None of it matters when the Vix index, the so-called ‘fear gauge’, is plumbing towards the lows of the year. If volatility is expected to remain subdued then investors feel that they can plough into risky assets with impunity. This sets off a virtuous cycle, where steady increases in stock markets cause people to sell volatility, which encourages more buying of stocks as the Vix falls, and so on and so on. After all, what’s the point in owning insurance if it keeps expiring worthless? 

Except this isn’t quite how insurance is supposed to work. The longer that time passes without lightning striking or floods descending, the more likely that the once in a lifetime event is going to occur at some point in the future. Our psychology doesn’t always work like this but financial markets are supposed to be rational mathematical aggregation machines. If some potentially volatile events lie ahead, and it’s cheap to own insurance against such an event, the price of the insurance should rise, not fall. In this way, prices should reflect all probable known information. If you want to protect yourself against war in the Middle East, trade tariffs between China and the EU, or a fiscally incontinent government, plenty of derivatives exist with which to do so. If Elon Musk might be deported or lose government contracts, the price of Tesla and SpaceX can adjust instantly to reflect this risk.

Everyone is incentivised to ignore bad things

But price formation in markets has changed. Rather than once bitten, twice shy, it has become profitable to be once bitten, twice excited. 

The reason for this lies in the huge amounts of policymaker intervention in financial markets over the last 17 years, accelerating during the Covid pandemic. Quantitative Easing, bailing out banks, even going as far as purchasing ETFs directly – central banks have gone above and beyond to ensure the economy wasn’t dragged into a deep depression. Did they go too far? They have certainly embedded a Pavlovian response within financial markets of buying the dip as all sharp sell-offs will ultimately be stopped in their tracks. This has created a lopsided probability distribution where the upside looks far more likely to happen than any downside. Once this feeds into risk management models, everyone is incentivised to ignore anything bad happening. 
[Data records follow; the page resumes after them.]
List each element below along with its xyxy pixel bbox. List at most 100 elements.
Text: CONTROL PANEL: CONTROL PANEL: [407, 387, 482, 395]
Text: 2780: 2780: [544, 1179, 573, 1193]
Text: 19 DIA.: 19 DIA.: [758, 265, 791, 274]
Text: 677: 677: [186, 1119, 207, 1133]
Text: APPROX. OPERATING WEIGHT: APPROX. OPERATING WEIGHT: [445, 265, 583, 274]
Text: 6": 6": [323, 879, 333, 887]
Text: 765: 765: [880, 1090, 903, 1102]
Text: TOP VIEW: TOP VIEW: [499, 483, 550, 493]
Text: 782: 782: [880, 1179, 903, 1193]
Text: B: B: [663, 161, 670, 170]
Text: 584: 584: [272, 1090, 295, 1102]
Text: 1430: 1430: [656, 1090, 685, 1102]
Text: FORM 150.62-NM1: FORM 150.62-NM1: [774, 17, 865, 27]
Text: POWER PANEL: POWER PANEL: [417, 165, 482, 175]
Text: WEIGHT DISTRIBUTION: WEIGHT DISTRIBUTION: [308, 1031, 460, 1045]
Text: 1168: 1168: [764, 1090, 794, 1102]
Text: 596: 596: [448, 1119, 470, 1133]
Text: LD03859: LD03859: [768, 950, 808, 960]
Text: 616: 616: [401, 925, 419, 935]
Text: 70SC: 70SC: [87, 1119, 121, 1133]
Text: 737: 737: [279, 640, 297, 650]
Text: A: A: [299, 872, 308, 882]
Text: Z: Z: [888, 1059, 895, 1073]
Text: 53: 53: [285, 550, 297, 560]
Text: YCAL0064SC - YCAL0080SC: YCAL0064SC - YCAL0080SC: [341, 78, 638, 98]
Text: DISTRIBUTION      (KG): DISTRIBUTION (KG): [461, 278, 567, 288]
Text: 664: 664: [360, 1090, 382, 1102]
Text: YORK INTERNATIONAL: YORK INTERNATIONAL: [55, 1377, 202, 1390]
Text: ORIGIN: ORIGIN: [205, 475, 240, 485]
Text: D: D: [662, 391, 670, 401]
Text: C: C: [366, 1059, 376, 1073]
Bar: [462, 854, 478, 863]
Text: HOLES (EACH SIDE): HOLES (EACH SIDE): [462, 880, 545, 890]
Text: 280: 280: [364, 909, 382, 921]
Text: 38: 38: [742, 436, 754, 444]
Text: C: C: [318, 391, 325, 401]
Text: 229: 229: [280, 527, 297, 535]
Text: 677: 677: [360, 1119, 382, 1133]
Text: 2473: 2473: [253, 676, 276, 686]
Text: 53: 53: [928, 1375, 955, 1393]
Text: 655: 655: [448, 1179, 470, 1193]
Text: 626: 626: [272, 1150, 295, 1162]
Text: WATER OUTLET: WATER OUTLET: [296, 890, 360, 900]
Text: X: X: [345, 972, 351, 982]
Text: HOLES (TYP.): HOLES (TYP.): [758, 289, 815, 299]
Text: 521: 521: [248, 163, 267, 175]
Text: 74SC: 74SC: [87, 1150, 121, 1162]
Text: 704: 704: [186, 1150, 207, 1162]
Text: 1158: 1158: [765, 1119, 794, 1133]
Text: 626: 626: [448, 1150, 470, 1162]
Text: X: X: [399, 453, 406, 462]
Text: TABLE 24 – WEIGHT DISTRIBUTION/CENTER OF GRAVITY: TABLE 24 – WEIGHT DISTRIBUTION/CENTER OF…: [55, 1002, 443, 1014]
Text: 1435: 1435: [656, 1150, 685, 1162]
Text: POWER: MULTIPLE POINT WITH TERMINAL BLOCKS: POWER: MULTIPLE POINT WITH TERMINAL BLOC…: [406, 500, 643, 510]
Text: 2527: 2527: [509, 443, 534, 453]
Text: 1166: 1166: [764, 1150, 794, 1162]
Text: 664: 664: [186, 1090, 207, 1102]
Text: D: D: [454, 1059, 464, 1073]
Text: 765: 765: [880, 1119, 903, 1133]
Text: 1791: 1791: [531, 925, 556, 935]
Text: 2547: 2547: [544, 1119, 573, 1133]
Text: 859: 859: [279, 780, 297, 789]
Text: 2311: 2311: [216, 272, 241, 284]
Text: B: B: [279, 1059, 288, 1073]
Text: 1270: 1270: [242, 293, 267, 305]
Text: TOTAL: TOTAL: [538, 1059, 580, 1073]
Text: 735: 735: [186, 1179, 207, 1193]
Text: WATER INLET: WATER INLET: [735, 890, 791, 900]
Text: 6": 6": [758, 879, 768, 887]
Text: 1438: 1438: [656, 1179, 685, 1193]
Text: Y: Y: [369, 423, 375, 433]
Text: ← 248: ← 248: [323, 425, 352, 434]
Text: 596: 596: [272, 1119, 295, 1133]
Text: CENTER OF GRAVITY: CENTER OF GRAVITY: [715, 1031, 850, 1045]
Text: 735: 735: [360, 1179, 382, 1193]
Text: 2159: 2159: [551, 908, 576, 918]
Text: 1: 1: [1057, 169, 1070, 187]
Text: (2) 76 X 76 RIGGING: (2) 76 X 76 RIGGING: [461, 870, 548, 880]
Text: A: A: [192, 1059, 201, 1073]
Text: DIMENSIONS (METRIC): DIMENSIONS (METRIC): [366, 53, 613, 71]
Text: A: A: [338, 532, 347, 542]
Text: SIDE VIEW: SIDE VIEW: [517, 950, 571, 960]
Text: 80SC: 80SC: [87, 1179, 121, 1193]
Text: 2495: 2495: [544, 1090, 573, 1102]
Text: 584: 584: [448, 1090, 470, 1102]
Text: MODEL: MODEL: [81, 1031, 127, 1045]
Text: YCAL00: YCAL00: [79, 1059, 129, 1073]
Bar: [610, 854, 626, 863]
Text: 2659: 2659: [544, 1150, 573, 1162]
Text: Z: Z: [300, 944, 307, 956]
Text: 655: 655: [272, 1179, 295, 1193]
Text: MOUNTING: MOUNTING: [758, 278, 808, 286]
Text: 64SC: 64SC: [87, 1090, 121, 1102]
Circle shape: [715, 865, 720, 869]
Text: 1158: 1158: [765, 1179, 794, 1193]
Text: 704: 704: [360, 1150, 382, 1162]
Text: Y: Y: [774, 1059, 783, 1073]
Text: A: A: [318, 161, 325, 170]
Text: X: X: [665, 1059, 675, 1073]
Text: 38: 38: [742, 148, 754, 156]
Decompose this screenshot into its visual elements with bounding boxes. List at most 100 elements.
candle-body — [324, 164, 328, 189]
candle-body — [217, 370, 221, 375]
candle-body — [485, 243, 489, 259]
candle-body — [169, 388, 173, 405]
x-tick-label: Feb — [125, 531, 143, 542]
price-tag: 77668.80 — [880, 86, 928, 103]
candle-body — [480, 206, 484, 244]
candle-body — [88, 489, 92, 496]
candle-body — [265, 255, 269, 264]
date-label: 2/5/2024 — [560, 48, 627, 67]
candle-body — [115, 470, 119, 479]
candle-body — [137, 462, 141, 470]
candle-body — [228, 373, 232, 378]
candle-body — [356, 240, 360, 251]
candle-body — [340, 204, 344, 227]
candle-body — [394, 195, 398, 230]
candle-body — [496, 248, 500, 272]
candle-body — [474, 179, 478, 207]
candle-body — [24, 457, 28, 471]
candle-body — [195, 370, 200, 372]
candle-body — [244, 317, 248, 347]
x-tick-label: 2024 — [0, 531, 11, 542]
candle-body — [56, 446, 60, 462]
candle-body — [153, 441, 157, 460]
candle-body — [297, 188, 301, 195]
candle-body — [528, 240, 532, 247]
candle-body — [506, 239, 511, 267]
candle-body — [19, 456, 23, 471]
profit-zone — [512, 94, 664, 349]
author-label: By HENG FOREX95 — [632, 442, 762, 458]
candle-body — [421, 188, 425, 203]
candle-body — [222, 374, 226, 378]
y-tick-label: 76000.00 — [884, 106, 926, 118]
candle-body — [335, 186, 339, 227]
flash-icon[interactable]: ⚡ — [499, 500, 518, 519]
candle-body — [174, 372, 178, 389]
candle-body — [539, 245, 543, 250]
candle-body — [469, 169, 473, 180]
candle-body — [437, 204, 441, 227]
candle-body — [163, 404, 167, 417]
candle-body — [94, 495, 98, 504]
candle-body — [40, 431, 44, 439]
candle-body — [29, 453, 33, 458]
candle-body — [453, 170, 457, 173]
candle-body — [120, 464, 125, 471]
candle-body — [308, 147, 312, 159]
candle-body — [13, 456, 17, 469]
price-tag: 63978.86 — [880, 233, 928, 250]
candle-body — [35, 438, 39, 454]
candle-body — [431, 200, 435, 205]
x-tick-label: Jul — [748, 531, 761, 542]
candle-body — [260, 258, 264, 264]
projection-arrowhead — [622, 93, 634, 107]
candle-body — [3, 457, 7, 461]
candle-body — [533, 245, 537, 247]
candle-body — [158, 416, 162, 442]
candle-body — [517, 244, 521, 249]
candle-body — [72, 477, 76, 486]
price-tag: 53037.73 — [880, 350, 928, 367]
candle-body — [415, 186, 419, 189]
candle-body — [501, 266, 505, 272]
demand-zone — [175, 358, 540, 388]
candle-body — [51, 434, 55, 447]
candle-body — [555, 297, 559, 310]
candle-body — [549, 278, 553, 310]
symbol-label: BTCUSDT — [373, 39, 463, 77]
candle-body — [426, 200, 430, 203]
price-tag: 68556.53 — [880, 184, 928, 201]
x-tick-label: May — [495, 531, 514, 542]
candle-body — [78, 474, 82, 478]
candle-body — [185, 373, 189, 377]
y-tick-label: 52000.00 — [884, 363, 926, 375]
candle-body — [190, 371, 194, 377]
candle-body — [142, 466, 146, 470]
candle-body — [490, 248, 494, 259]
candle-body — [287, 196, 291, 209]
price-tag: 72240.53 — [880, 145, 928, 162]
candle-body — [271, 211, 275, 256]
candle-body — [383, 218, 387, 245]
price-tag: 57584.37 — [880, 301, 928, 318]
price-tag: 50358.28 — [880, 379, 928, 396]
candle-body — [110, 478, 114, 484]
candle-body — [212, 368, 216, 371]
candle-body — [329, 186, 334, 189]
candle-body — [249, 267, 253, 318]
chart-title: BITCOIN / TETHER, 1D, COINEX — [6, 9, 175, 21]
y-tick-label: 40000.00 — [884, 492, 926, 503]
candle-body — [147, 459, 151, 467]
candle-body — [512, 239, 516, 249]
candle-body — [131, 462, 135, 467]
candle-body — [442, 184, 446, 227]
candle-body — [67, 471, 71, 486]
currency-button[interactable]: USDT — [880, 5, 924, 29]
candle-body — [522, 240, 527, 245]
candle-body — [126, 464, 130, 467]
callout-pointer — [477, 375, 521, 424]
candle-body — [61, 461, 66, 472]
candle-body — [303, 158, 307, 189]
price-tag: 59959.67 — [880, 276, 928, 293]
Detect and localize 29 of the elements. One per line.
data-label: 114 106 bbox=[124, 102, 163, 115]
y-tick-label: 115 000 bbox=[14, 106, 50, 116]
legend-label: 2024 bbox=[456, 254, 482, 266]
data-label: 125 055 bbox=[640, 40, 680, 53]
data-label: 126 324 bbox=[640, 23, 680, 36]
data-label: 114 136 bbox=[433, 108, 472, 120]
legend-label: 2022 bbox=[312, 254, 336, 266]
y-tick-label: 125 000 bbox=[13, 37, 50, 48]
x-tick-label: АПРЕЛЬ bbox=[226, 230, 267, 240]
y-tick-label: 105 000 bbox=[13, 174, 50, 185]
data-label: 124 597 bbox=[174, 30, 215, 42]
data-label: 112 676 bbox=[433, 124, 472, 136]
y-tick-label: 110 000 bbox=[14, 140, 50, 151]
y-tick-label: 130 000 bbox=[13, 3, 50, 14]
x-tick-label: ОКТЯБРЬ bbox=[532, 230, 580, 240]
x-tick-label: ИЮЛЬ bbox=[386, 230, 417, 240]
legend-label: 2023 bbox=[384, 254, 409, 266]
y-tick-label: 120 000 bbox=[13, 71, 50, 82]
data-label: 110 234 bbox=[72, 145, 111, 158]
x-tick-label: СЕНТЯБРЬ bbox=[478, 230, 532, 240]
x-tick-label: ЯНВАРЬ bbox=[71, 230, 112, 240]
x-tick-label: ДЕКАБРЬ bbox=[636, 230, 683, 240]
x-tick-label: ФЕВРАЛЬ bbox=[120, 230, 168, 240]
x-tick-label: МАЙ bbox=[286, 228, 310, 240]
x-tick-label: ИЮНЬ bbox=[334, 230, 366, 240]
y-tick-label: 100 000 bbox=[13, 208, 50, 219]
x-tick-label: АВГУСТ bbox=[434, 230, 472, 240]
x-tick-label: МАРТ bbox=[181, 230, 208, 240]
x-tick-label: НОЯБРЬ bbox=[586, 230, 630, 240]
Except these models cannot ignore reality forever. Like Wile E Coyote running off the cliff edge, legs pumping in thin air, the ground eventually intervenes. And so the longer we go without pricing in the political risks, the greater the fall back to earth. Rather than make regular adjustments to the price of UK Gilts now that the government is patently politically unable to meet its own fiscal constraints, we will wait until the Budget hoves into view and reality hits. At that point there will be a sharp re-pricing as the government will be unable to cut spending or hike taxes enough to fill the fiscal holes. If they can’t pass a bill to save £5bn on welfare with a majority of 165, how will they ever be able to take any tough decisions? The welfare reforms were only rushed in the first place to try and deal with the fiscal gap created by the OBR update to the economic forecasts around the Spring Statement. Three months later, the government can’t even legislate to pass the policies it gave to the OBR. At some stage markets will stop waiting for the government to satisfy the OBR, given it is unable even to achieve that. Gilt yields will rise as government credibility falls. 

We know the risk now but it doesn’t pay to prepare in advance. Instead markets drink the liquidity Kool-Aid, ignore that it’s laced with vodka, and choose only to deal with the hangover later.